Nvidia and its partners have announced a competition to advance the development of hardware using large language models (LLMs).
According to Nvidia, current LLMs like GPT-4 still struggle to generate practical hardware designs without human intervention. This is primarily because the models lack sufficient hardware-specific code during training.
The competition aims to create a comprehensive, high-quality open-source dataset of Verilog code for training LLMs. The goal is to spark an "ImageNet-like revolution in LLM-based hardware code generation," as stated on the competition website.
Nvidia researcher Jim Fan says Nvidia is "very interested" in automating the design process for its next-generation GPUs. The company believes that by building better GPUs, they can achieve more intelligence per unit of training time. This increased intelligence will then lead to improved coding by LLMs, which will ultimately enable the design of even more advanced GPUs.

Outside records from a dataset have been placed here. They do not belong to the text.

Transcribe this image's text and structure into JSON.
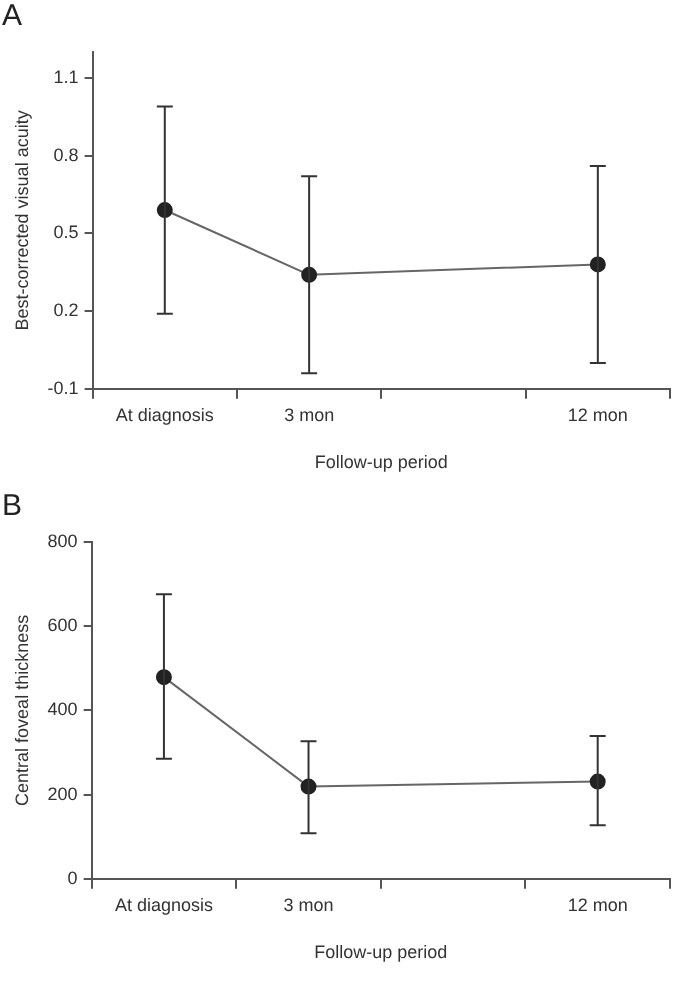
{
  "chart_data": [
    {
      "type": "line",
      "title": "A",
      "xlabel": "Follow-up period",
      "ylabel": "Best-corrected visual acuity",
      "categories": [
        "At diagnosis",
        "3 mon",
        null,
        "12 mon"
      ],
      "series": [
        {
          "color": "#222222",
          "values": [
            0.59,
            0.34,
            null,
            0.38
          ],
          "errors": [
            [
              0.19,
              0.99
            ],
            [
              -0.04,
              0.72
            ],
            null,
            [
              0.0,
              0.76
            ]
          ]
        }
      ],
      "ylim": [
        -0.1,
        1.2
      ],
      "yticks": [
        -0.1,
        0.2,
        0.5,
        0.8,
        1.1
      ],
      "grid": false,
      "legend": false,
      "marker": "circle",
      "line_style": "solid"
    },
    {
      "type": "line",
      "title": "B",
      "xlabel": "Follow-up period",
      "ylabel": "Central foveal thickness",
      "categories": [
        "At diagnosis",
        "3 mon",
        null,
        "12 mon"
      ],
      "series": [
        {
          "color": "#222222",
          "values": [
            479,
            219,
            null,
            231
          ],
          "errors": [
            [
              285,
              676
            ],
            [
              108,
              327
            ],
            null,
            [
              127,
              339
            ]
          ]
        }
      ],
      "ylim": [
        0,
        800
      ],
      "yticks": [
        0,
        200,
        400,
        600,
        800
      ],
      "grid": false,
      "legend": false,
      "marker": "circle",
      "line_style": "solid"
    }
  ]
}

"Some day, we can take a vacation and NVIDIA will still keep shipping new chips. Time to kickstart a self-bootstrapping, exponential loop that iterates over both hardware and models," Fan writes.
The competition has two phases. In the first phase, participants should collect or generate Verilog code examples to expand the existing MG Verilog dataset, focusing on scalable methods.
In the second phase, participants will receive the complete dataset with all samples submitted in phase one. They will work on improving the dataset's quality through data cleansing and label generation, emphasizing automated methods.
Contributions will be judged based on the improvement the submitted data brings to a fine-tuned CodeLlama 7B-Instruct model. Nvidia will provide contestants with a starter kit that includes a base dataset, sample data, and code to fine-tune the LLM.
Registration for the competition must be completed by the end of July at the latest. The results will be presented at the International Conference on Computer-Aided Design at the end of October.